Finished balut (2/5)
I didn’t really enjoy my maiden balut. The bones of the embryo were still undeveloped, and where bones should have been there was a soft bone crunch, like those Taiwanese whole fried chickens that have been soaked in a strong base to tenderise the meat. The entire egg was a not-extremely-pleasant mix of the meatiness of breast meat, a tough meat-like yolk, and jelly-ish parts.
#5 and last stop: Chè Thái Lan 280
Address: 272A Nguyễn Tri Phương Q.5, Ho Chi Minh
To end off, a pleasant array of desserts at a local dessert store. Nothing mindblowing (or even exotic, for a Southeast Asian palate) – I guess dessert is what really binds together Southeast Asia culinarily!
Rau Cau Dua (3.75/5)
“Young coconut, water of which is made into jelly”

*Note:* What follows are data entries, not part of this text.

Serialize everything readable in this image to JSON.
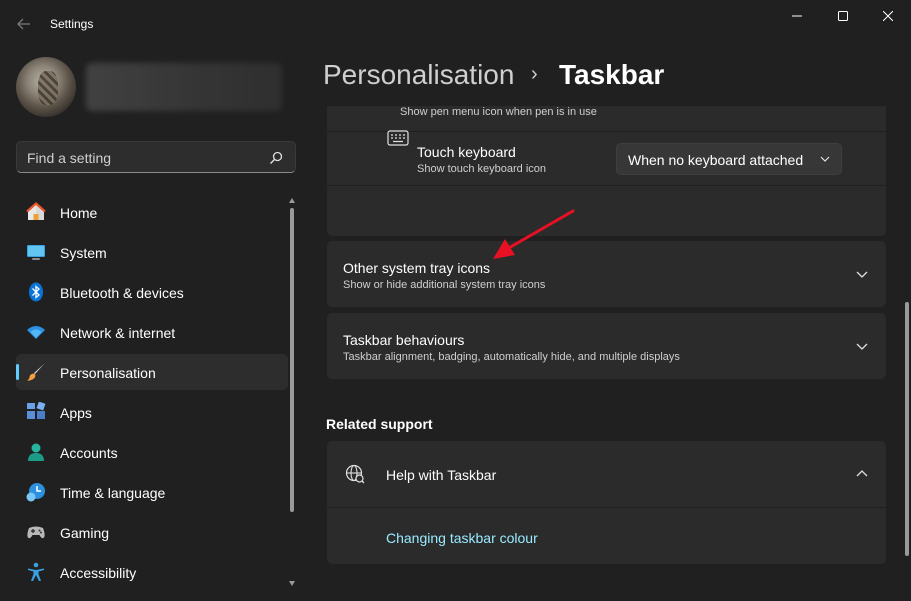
{
  "window": {
    "title": "Settings",
    "back_icon": "back-arrow-icon",
    "controls": [
      "minimize-icon",
      "maximize-icon",
      "close-icon"
    ]
  },
  "search": {
    "placeholder": "Find a setting",
    "icon": "search-icon"
  },
  "nav": {
    "items": [
      {
        "label": "Home",
        "icon": "home-icon",
        "selected": false
      },
      {
        "label": "System",
        "icon": "system-icon",
        "selected": false
      },
      {
        "label": "Bluetooth & devices",
        "icon": "bluetooth-icon",
        "selected": false
      },
      {
        "label": "Network & internet",
        "icon": "wifi-icon",
        "selected": false
      },
      {
        "label": "Personalisation",
        "icon": "brush-icon",
        "selected": true
      },
      {
        "label": "Apps",
        "icon": "apps-icon",
        "selected": false
      },
      {
        "label": "Accounts",
        "icon": "accounts-icon",
        "selected": false
      },
      {
        "label": "Time & language",
        "icon": "time-language-icon",
        "selected": false
      },
      {
        "label": "Gaming",
        "icon": "gamepad-icon",
        "selected": false
      },
      {
        "label": "Accessibility",
        "icon": "accessibility-icon",
        "selected": false
      }
    ]
  },
  "breadcrumb": {
    "parent": "Personalisation",
    "separator": "›",
    "current": "Taskbar"
  },
  "content": {
    "pen_menu": {
      "subtitle": "Show pen menu icon when pen is in use",
      "state": "Off"
    },
    "touch_keyboard": {
      "title": "Touch keyboard",
      "subtitle": "Show touch keyboard icon",
      "dropdown_value": "When no keyboard attached"
    },
    "other_tray": {
      "title": "Other system tray icons",
      "subtitle": "Show or hide additional system tray icons"
    },
    "behaviours": {
      "title": "Taskbar behaviours",
      "subtitle": "Taskbar alignment, badging, automatically hide, and multiple displays"
    },
    "related_support": {
      "heading": "Related support",
      "help_title": "Help with Taskbar",
      "link": "Changing taskbar colour"
    }
  },
  "colors": {
    "accent": "#60cdff",
    "link": "#99ebff",
    "annotation": "#e81123",
    "background": "#202020",
    "card": "#2b2b2b"
  }
}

The top is either made of almond/custard/coconut milk. I encountered this is Kuala Lumpur as well, in a pasar malam (a dying tradition of night market).
Dau Hu Ca Cao (3.25/5)
Sinh To Mang Cau (4/5)
Bi Sua Hot Ga (3.5/5)
“Vietnamese pumpkin bread pudding”
At the end of the trip I was stuffed. The next time you’re in Saigon, I recommend taking a bike tour to try the street food as well! [The personal tour I did was the Back of the Bike Tour (TripAdvisor link), but there exist others] Daytime tours will be slightly different, since different stalls open at different times.